As the name implies, the monitor’s all about touching. It’s also optimized for Windows 8, but I’m still stuck in the age of Windows 7, so there’s a few odds and ends that I missed out on during my review. I’m supposed to have a Win 8 machine within a couple weeks — not sure how I feel about this — so perhaps I’ll revisit the LG Touch 10 ET83 Multi-touch at a later date.
Even with the pitfalls of Win 7, the touch interface works well. My computer’s a little sluggish, which is a hazard of desperately needing to upgrade, but my keystrokes with the on-screen keyboard always registered accurately. There was some fumbling when trying to click on links and bookmarks and such, but that’s user error more than the fault of the monitor. I’ve only ever owned one touchscreen computer previously, and it’s actually not like riding a bike that way.

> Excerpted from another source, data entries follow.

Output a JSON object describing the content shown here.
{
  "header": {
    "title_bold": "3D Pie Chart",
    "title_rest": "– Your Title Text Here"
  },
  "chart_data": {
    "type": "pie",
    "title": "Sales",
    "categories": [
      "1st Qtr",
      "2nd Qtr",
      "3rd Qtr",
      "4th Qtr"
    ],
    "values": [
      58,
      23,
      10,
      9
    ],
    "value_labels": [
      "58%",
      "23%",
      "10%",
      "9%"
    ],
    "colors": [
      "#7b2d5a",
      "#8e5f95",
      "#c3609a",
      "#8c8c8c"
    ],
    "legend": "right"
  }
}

One major problem I’ve always had with touchscreens, and humanity likely always will, is the smudges left from my fingers. The only real solution seems to be wiping them off periodically, but the LG Touch 10 ET83 Multi-touch doesn’t make them horribly apparent during use. Assuming you’re not trying to position it at a bunch of awkward angles, the smudges aren’t really visible until it’s powered down. Even then, it’s just a matter of running a cloth across it, and that’s if you really care about that sort of thing.
If that really bothers you, don’t use the touch functionality. It’s as simple as that. It’s still a perfectly capable monitor without it.
The monitor’s 23″ screen is perfect for regular use watching video, playing games, or just surfing the Internet. IPS is a welcome addition, and there were no real issues had with anything like ghosting during the course of my review. The monitor I use on the regular is a Dell from something like 2009, so my time spent with the LG Touch 10 ET83 Multi-touch felt a little bit like a dream.
Thanks to the inclusion of two HDMI ports, and the ease with which the monitor switches through different inputs, using anything else with an HDMI out is a breeze. As a test, I plugged in my Xbox 360 to the back, expecting to have to fight with it somehow in order to get it working correctly. Nope. It immediately recognized that I’d plugged the console in, and Castle Crashers has honestly never looked better.
If you’re someone that’s really into touchscreens, and you’ve got Windows 8, I’d say it’s hard to go wrong with the LG Touch 10 ET83 Multi-touch monitor. If, on the other hand, you’re just looking for a nice monitor to surf the web with your keyboard and mouse, this particular monitor won’t steer you wrong, but you also might be better off looking for a cheaper alternative that maybe doesn’t have as many bells and whistles.
You can check out the full technical specs here, if that’s your kind of thing. List price sits at $549.99 currently, but it looks like most places, including Amazon, are selling it for $499.99.
In the interest of full disclosure: The LG Touch 10 ET83 Multi-touch monitor was provided for review by LG Electronics through Ogilvy Public Relations. The views and opinions expressed above are that of the reviewer, and neither LG nor Ogilvy has had any say in the matter.